Long story
今。たった今。
命が消えていくのを見た。
そこは血に染まった川縁で、いくつかの妖怪の死体もあった。落ちてくるその体を受け止めようと走ったけれど間に合わず、しかしその体が血塗られた地面に叩きつけられることはなかった。
水が汚れるのを気にしたか細い声のために八都が飛び出して、大きな妖怪共々霧にまみれて見えなくなった。
そして、その場に残された。最後の瞬間。
笑えと言われたのに、笑うことも出来ず。仕方のない子だと呆れられるように。
自分の目の前で。
何も出来ず、ただ見ていることしか出来ず。
確かに、命が消えた。
本当に、たった今のことだった。
それなのに、その全てがそこにはなかった。
目の前にあった命の消えた体も、血塗られた大地も。妖怪達を飲み込んだ霧も。汚されずあった川も。
何もない。
桜生の目の前には。
何もなかった。
「………」
発する言葉もなく、桜生は辺りを見回した。
真っ白い空間…とは少しだけ違った。光が差し込んでいるのが見える。その光の屈折のせいで、辺り一面が白く見えていることが分かった。
眩しくて、しっかりと景色を把握出来ない。本当に、景色が存在しているのかも分からない。
「力が欲しいですか?」
「え?」
声がした。
その声は反響していて、どこから聞こえているのか分からない。
「力を得て、何を成したいのですか?」
声に問われる。
たった今目の前で、大切な人の命が消えてしまった。
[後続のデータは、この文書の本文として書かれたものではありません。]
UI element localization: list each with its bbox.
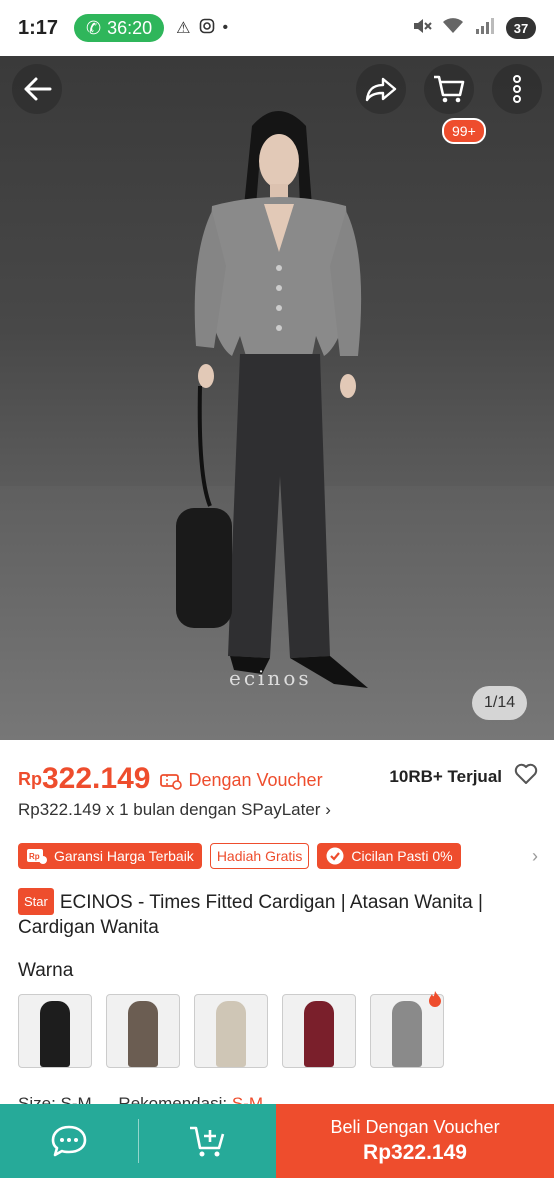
color-swatch[interactable] — [18, 994, 92, 1068]
paylater-text: Rp322.149 x 1 bulan dengan SPayLater — [18, 800, 321, 819]
system-nav-area — [0, 1178, 554, 1200]
more-vertical-icon — [513, 75, 521, 103]
svg-text:Rp: Rp — [29, 852, 40, 861]
paylater-link[interactable]: Rp322.149 x 1 bulan dengan SPayLater › — [18, 800, 331, 820]
currency-label: Rp — [18, 769, 42, 789]
status-bar: 1:17 ✆ 36:20 ⚠ • 37 — [0, 0, 554, 56]
warning-icon: ⚠ — [176, 20, 191, 37]
color-swatch[interactable] — [194, 994, 268, 1068]
phone-icon: ✆ — [86, 17, 102, 38]
product-image[interactable]: 99+ ecinos 1/14 — [0, 56, 554, 740]
color-swatch[interactable] — [106, 994, 180, 1068]
badge-installment: Cicilan Pasti 0% — [317, 843, 461, 869]
price-row: Rp 322.149 Dengan Voucher 10RB+ Terjual — [18, 760, 538, 796]
color-swatches — [18, 994, 444, 1068]
clock: 1:17 — [18, 16, 59, 39]
back-button[interactable] — [12, 64, 62, 114]
more-options-button[interactable] — [492, 64, 542, 114]
chat-button[interactable] — [0, 1104, 138, 1178]
heart-icon — [514, 763, 538, 784]
image-brand-mark: ecinos — [229, 666, 312, 690]
cart-button[interactable] — [424, 64, 474, 114]
dot-icon: • — [222, 19, 229, 36]
check-badge-icon — [326, 847, 344, 865]
share-icon — [365, 77, 397, 102]
guarantee-badges[interactable]: Rp Garansi Harga Terbaik Hadiah Gratis C… — [18, 842, 538, 870]
favorite-button[interactable] — [514, 763, 538, 790]
voucher-icon — [160, 773, 183, 790]
mute-icon — [412, 17, 432, 40]
fire-icon — [428, 990, 442, 1013]
product-title: Star ECINOS - Times Fitted Cardigan | Ata… — [18, 888, 538, 940]
price-guarantee-icon: Rp — [27, 849, 47, 864]
call-indicator[interactable]: ✆ 36:20 — [74, 14, 165, 42]
cart-icon — [434, 75, 465, 103]
badge-best-price: Rp Garansi Harga Terbaik — [18, 843, 202, 869]
sold-count: 10RB+ Terjual — [389, 766, 502, 786]
star-seller-tag: Star — [18, 888, 54, 915]
badge-free-gift: Hadiah Gratis — [209, 843, 310, 869]
bottom-action-bar: Beli Dengan Voucher Rp322.149 — [0, 1104, 554, 1178]
image-page-indicator: 1/14 — [472, 686, 528, 720]
wifi-icon — [442, 17, 464, 40]
call-timer: 36:20 — [107, 17, 153, 38]
chat-icon — [51, 1125, 87, 1157]
model-photo — [176, 111, 368, 688]
chevron-right-icon: › — [532, 845, 538, 866]
variant-label: Warna — [18, 960, 74, 981]
color-swatch[interactable] — [282, 994, 356, 1068]
voucher-text: Dengan Voucher — [188, 770, 323, 790]
buy-button-price: Rp322.149 — [363, 1141, 467, 1164]
buy-with-voucher-button[interactable]: Beli Dengan Voucher Rp322.149 — [276, 1104, 554, 1178]
product-price: 322.149 — [42, 762, 151, 795]
chevron-right-icon: › — [325, 800, 331, 819]
share-button[interactable] — [356, 64, 406, 114]
signal-icon — [474, 17, 496, 40]
back-arrow-icon — [24, 77, 52, 101]
battery-icon: 37 — [506, 17, 536, 39]
voucher-label[interactable]: Dengan Voucher — [160, 770, 323, 791]
instagram-icon — [199, 18, 215, 39]
buy-button-label: Beli Dengan Voucher — [330, 1117, 500, 1137]
product-title-text: ECINOS - Times Fitted Cardigan | Atasan … — [18, 892, 483, 938]
add-to-cart-icon — [190, 1126, 225, 1157]
cart-count-badge: 99+ — [442, 118, 486, 144]
add-to-cart-button[interactable] — [139, 1104, 277, 1178]
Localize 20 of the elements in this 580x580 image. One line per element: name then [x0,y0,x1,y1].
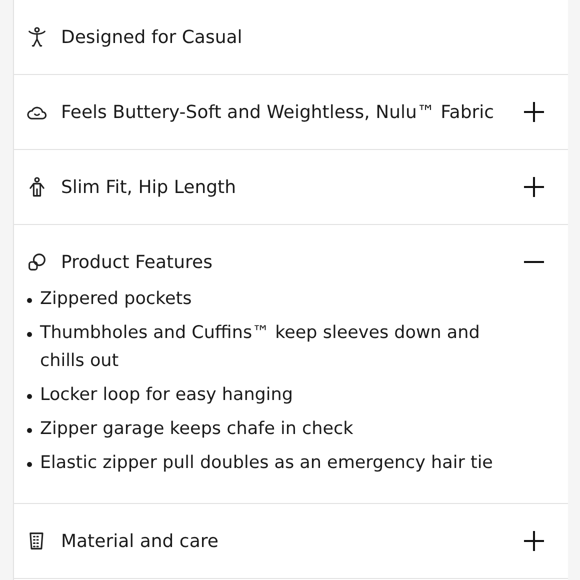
feature-item: Zipper garage keeps chafe in check [40,418,354,441]
bullet-icon [27,298,32,303]
feature-item: Thumbholes and Cuffins™ keep sleeves down and chills out [40,322,481,373]
expand-icon[interactable] [524,102,544,122]
expand-icon[interactable] [524,177,544,197]
section-title[interactable]: Slim Fit, Hip Length [61,176,511,198]
expand-icon[interactable] [524,531,544,551]
bullet-icon [27,332,32,337]
section-title: Designed for Casual [61,26,244,48]
feature-item: Zippered pockets [40,288,193,311]
section-title[interactable]: Feels Buttery-Soft and Weightless, Nulu™ Fabric [61,102,511,122]
section-title[interactable]: Product Features [61,252,511,272]
bullet-icon [27,394,32,399]
bullet-icon [27,428,32,433]
person-icon [26,26,48,48]
section-title[interactable]: Material and care [61,530,511,552]
overlapping-shapes-icon [26,251,48,273]
feature-item: Locker loop for easy hanging [40,384,294,407]
bullet-icon [27,462,32,467]
feature-item: Elastic zipper pull doubles as an emergency hair tie [40,452,494,475]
そんな時に、そんなことに答えている程の余裕などなかった。
けれど、無意識に口が動いていた。
「………何も成さなくていい」
もしも、自分に力があれば。
秋生のように尻尾を出したり。華蓮のようにバットを飛ばしたり。李月のように刀を振り回したり。そんなことが、出来るのかもしれない。
もっともっと、多くのことが出来るのかもしれない。そしていずれ、大きな何かを成し得るのかもしれない。
けれど、そんなものはなくなっていい。
「…たったひとり…助けられるなら」
何もいらない。
目の前で消えていく命を。
その命を助けられるのなら、何もいらない。
たったそれだけの、力があれば。
「ならば共に、生きなさい」
大きな光が、どこからか差し込んできた。
水の中にいる。
そう、認識した瞬間だった。
「え…?」
桜生は目を見開く。
何も見えなかった光の奥に、何かが見えた。
真っ黒く、長く美しい髪が靡く。
見るものをたちまち虜するその美貌に一度魅せられれば最後。たちまち命を吸われると言う。
確かに見えるその後姿は、今にも消えてしまいそうだ。
「ひの…え…、っ…!」
声を掛けようと前に踏み出したその時。
チクリとした痛みに足を止めた。手のひらに血が滲む。そしてその手が、自分の意思とは関係なく勝手に前に差し出された。
消えてしまいそうな後ろ姿が、ゆっくりと振り返った。
「本当にいいのかい?」
問いに、桜生は。
ただ、ゆっくりと頷く。
美しい指が、桜生の傷に爪を立てる。
チクリと、また少し痛みが走った。
「あんたの望むことを、共に成し得えようさね」
「……はい」
桜生はそう答えることしか出来なかった。
震えていた。泣いていた。
けれど、力強く頷いた。
「契約、完了だ」
傷口に爪が深く入り込み、そのまま中に吸い込まれるように消えていった。体の中に……心の奥底に、何かが入り込んでくるのを感じた。
そして次の瞬間。
光の屈折のような場所――水が、まるで一斉に弾け飛んだかのようにその光を増した。目を開けていられなくなった桜生は、思わず目を閉じる。
瞼の向こうでこうこうと輝く光がやがて収まると…桜生は静かに目を開けた。
川縁だった。
霧がかった場所と、血塗られた地面。
目の前にあった、消えてしまった命はない。
「……ひの、えんま…さん?」
桜生は小さな声で呼び掛けてみた。
「もう総称で呼ばれる必要もないさねぇ」
「え?」
ざあっと、水柱が立ち上がる。
「縁(ゆかり)だよ。桜生」
水柱が消える。
そしてそこには確かに、立っていた。